Reduced endothelium‐dependent relaxation at enhanced NO release in hearts of hypercholesterolaemic rabbits

Abstract

Langendorff hearts, perfused at constant volume, were prepared from rabbits fed a cholesterol‐enriched diet for 4 months. Coronary perfusion pressure and nitric oxide (NO) release (oxyhaemoglobin technique) into the coronary effluent were measured continuously. Prostacyclin (PGI₂) in the effluents was determined by radioimmunoassay (6‐oxo‐PGF_1α). Basal NO release was not different between control and hypercholesterolaemic rabbits. However, the coronary vasculature of hypercholesterolaemic rabbits showed a considerably (> 50%) reduced endothelium‐dependent relaxation in response to short‐term (3 min) infusion of bradykinin (50 nm) and substance P (50 nm) (Pn = 8–9).

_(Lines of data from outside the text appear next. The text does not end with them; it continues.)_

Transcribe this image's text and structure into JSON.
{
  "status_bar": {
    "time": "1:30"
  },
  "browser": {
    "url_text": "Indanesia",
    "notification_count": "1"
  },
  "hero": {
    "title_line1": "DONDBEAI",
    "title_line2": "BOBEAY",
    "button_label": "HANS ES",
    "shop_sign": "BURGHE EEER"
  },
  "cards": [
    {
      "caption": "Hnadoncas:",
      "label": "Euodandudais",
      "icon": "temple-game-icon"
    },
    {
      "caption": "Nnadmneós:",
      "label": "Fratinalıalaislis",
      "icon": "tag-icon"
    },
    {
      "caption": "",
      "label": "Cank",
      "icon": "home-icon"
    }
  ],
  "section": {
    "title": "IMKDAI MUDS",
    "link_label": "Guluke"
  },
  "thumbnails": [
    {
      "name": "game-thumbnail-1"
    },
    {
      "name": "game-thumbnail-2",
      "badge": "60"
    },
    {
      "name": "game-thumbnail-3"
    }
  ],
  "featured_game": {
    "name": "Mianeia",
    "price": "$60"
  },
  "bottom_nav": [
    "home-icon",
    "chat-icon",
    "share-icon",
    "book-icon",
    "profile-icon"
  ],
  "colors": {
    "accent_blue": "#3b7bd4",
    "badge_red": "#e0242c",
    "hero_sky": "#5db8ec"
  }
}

Under these conditions, NO release into the vessel lumen was increased, by 26%, in hypercholesterolaemic hearts (Pn = 8–9). N^G‐nitro‐l‐arginine (l‐NOARG, 30 μm) significantly attenuated both bradykinin‐induced NO formation and vessel relaxation in control hearts but only NO release in hypercholesterolaemia. l‐Arginine (200 μm) restored the response to that before l‐NOARG but did not improve the reduced endothelium‐dependent relaxation in cholesterol‐fed rabbits. Superoxide dismutase (10 u ml⁻¹) significantly improved vessel relaxation without changing the hypercholesterolaemia‐related coronary dysfunction. Vasodilatation in response to exogenous NO donors (linsidomine) was diminished in hypercholesterolaemia as compared to controls. Basal PGI₂ release was unchanged in hypercholesterolaemic hearts. There was a tendency in these hearts for greater PGI₂ formation after stimulation by substance P and bradykinin (P ≥ 0.05). The coronary relaxation to iloprost was unchanged. The data demonstrate impaired endothelium‐dependent relaxation of coronary arterial resistance vessels in hypercholesterolaemia. This diminished vascular response was not due to reduced NO generation but probably a reduced action of released NO, either by accelerated degradation and/or disturbed signal transduction pathways to vascular smooth muscle cells. There was no significant change in PGI₂ related pathways of vasomotor control in hypercholesterolaemia.